Validar el producto implica hablar con personas reales que pueden decirte que no. Que el precio es demasiado alto. Que el problema que resuelves no es tan urgente como pensabas. Que ya tienen una solución que funciona suficientemente bien.

Eso duele. Y el cerebro con TDAH es muy bueno buscando tareas estimulantes que posponen el dolor. Configurar Zapier es estimulante. Mandar la primera propuesta de precio es aterrador.

¿Cuánto tiempo puedes invertir en infraestructura antes de tener clientes?

La respuesta correcta es: el mínimo necesario para que el dinero llegue a tu cuenta.

Si puedes cobrar por transferencia bancaria, no necesitas Stripe todavía. Si puedes gestionar diez clientes con una hoja de cálculo, no necesitas un CRM todavía. Si puedes mandar emails manualmente a tus primeros cien suscriptores, no necesitas automatización todavía.

El momento de invertir en infraestructura es cuando la ausencia de infraestructura te está costando dinero. No antes.

Los procesos que te salvan cuando estás mal son los que ya has usado, los que ya has ajustado, los que ya sabes que funcionan. No los que imaginas que necesitarás cuando el negocio crezca.

¿Cómo se valida un producto sin montar todo el sistema?

Con una conversación. Con un email directo. Con una propuesta manual.

Si tienes una idea de producto, lo más rápido que puedes hacer es describírsela a alguien de tu audiencia objetivo y preguntarle si pagaría por ello. No necesitas landing page. No necesitas demo. No necesitas la versión terminada.

Necesitas saber si alguien tiene el problema que resuelves y si ese problema le duele suficiente como para pagar por la solución.
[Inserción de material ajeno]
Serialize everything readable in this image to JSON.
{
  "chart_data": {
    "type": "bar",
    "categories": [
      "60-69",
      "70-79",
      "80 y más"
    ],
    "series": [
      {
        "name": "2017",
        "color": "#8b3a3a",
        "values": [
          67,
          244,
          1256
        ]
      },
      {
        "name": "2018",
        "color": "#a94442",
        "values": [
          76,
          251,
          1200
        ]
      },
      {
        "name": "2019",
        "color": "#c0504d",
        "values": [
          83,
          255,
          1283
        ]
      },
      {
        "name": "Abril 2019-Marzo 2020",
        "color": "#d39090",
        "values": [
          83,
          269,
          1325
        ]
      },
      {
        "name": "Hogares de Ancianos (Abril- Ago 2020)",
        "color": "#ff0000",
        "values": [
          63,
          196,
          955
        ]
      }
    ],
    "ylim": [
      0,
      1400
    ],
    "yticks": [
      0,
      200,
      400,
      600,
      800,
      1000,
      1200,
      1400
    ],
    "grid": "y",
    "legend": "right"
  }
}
Eso se hace con conversaciones. Y una conversación no requiere Zapier.

Si diez conversaciones te dicen que el problema existe y que pagarían por resolverlo, entonces tiene sentido empezar a construir la infraestructura. Primero la señal. Luego el sistema.

¿Qué pasa cuando el negocio está bien automatizado pero mal diseñado?

El sistema amplifica lo que ya existe. Si el producto no funciona y automatizas el proceso de venta, automatizas los rechazos. Si el mensaje no conecta con tu audiencia y automatizas el email marketing, envías emails que no funcionan a más escala.

La automatización no arregla los problemas de fondo. Solo los hace más visibles cuando ya has invertido demasiado.

La trampa del crecimiento infinito empieza exactamente aquí. Construyes sistemas para crecer antes de haber encontrado qué hace que tu negocio funcione. Y luego el sistema crece en la dirección equivocada.

Haz primero que una venta funcione de forma manual. Luego haz que funcione diez veces. Luego automatiza el proceso que ya sabes que funciona. En ese orden. Siempre en ese orden.